McKiver's failure to train claim fails at the first element because he does not allege a constitutional violation by any police officer who interacted with him on December 22, 2022. As the court explained in its sua sponte dismissal of McKiver's Section 1983 claims against the individual officers,
“The Due Process Clauses generally confer no affirmative right to governmental aid, even where such aid may be necessary to secure life, liberty, or property interests of which the government itself may not deprive the individual.” DeShaney v. Winnebago Cnty. Dep't of Soc. Servs., 489 U.S. 189, 196 (1989)). Accordingly, courts generally “reject[] liability under 42 U.S.C. § 1983 based on an affirmative duty theory.” Pinder v. Johnson, 54 F.3d 1169, 1174 (4th Cir. 1995).(Mem. Op., Feb. 20, 2024, at 7.) Because McKiver's complaint fails to allege any exception to that general rule, the court previously found he failed to state a claim for due process violation against the individual police officers. (See id. at 7-8.) Having failed to allege claims to support a constitutional violation by Roanoke County's police officers, McKiver's failure to train claim must be dismissed.
B. Remaining Claims
As the Nurse Defendants argue, the court dismissing McKiver's civil rights claim against Roanoke County suggests it should also dismiss the remainder of his claims- intentional infliction of emotional distress, medical malpractice, and medical negligence-that are predicated on state law.
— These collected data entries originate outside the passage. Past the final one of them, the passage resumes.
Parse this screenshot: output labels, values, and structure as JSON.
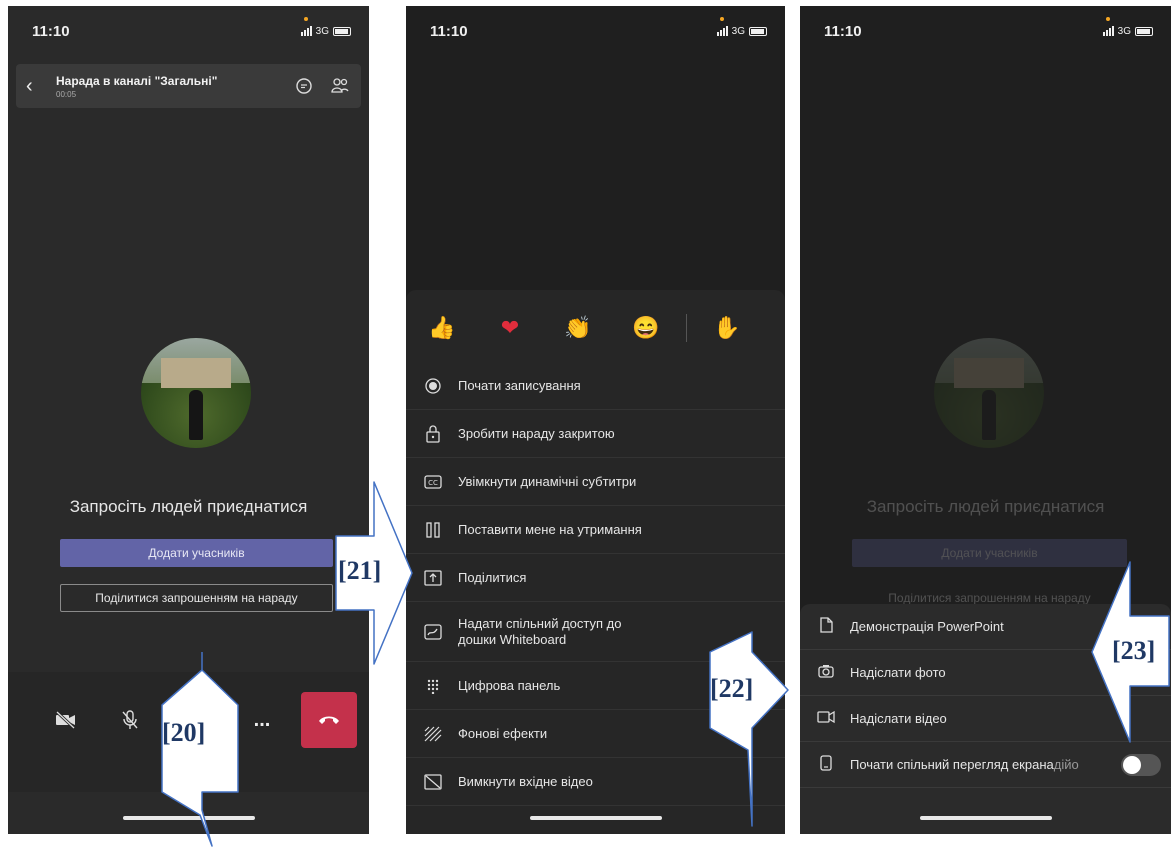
{
  "status": {
    "time": "11:10",
    "network": "3G"
  },
  "panel1": {
    "meeting_title": "Нарада в каналі \"Загальні\"",
    "duration": "00:05",
    "invite_heading": "Запросіть людей приєднатися",
    "add_participants": "Додати учасників",
    "share_invite": "Поділитися запрошенням на нараду",
    "more_label": "..."
  },
  "panel2": {
    "menu": [
      "Почати записування",
      "Зробити нараду закритою",
      "Увімкнути динамічні субтитри",
      "Поставити мене на утримання",
      "Поділитися",
      "Надати спільний доступ до дошки Whiteboard",
      "Цифрова панель",
      "Фонові ефекти",
      "Вимкнути вхідне відео"
    ]
  },
  "panel3": {
    "menu": [
      "Демонстрація PowerPoint",
      "Надіслати фото",
      "Надіслати відео",
      "Почати спільний перегляд екрана"
    ],
    "overlap_suffix": "дійо"
  },
  "callouts": [
    "[20]",
    "[21]",
    "[22]",
    "[23]"
  ],
  "colors": {
    "accent": "#6264a7",
    "hangup": "#c4314b",
    "callout_fill": "#ffffff",
    "callout_stroke": "#4472c4"
  }
}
The court agrees. Having dismissed the Section 1983 claims, which were the lone remaining claims that gave the court original jurisdiction, the court declines to exercise supplemental jurisdiction over McKiver's state law claims. See 28 U.S.C. § 1367(c)(3); Shanaghan v. Cahill, 58 F.3d 106, 109-10 (4th Cir. 1995).
IV. Conclusion
For these reasons, the court will grant Roanoke County's motion to dismiss, and dismiss the rest of McKiver's state-law claims without prejudice. Officer Ireland and the Nurse Defendants' motions to dismiss will accordingly be denied as moot.
The Clerk is directed to forward a copy of this Memorandum Opinion and the accompanying Order to Plaintiff and all counsel of record.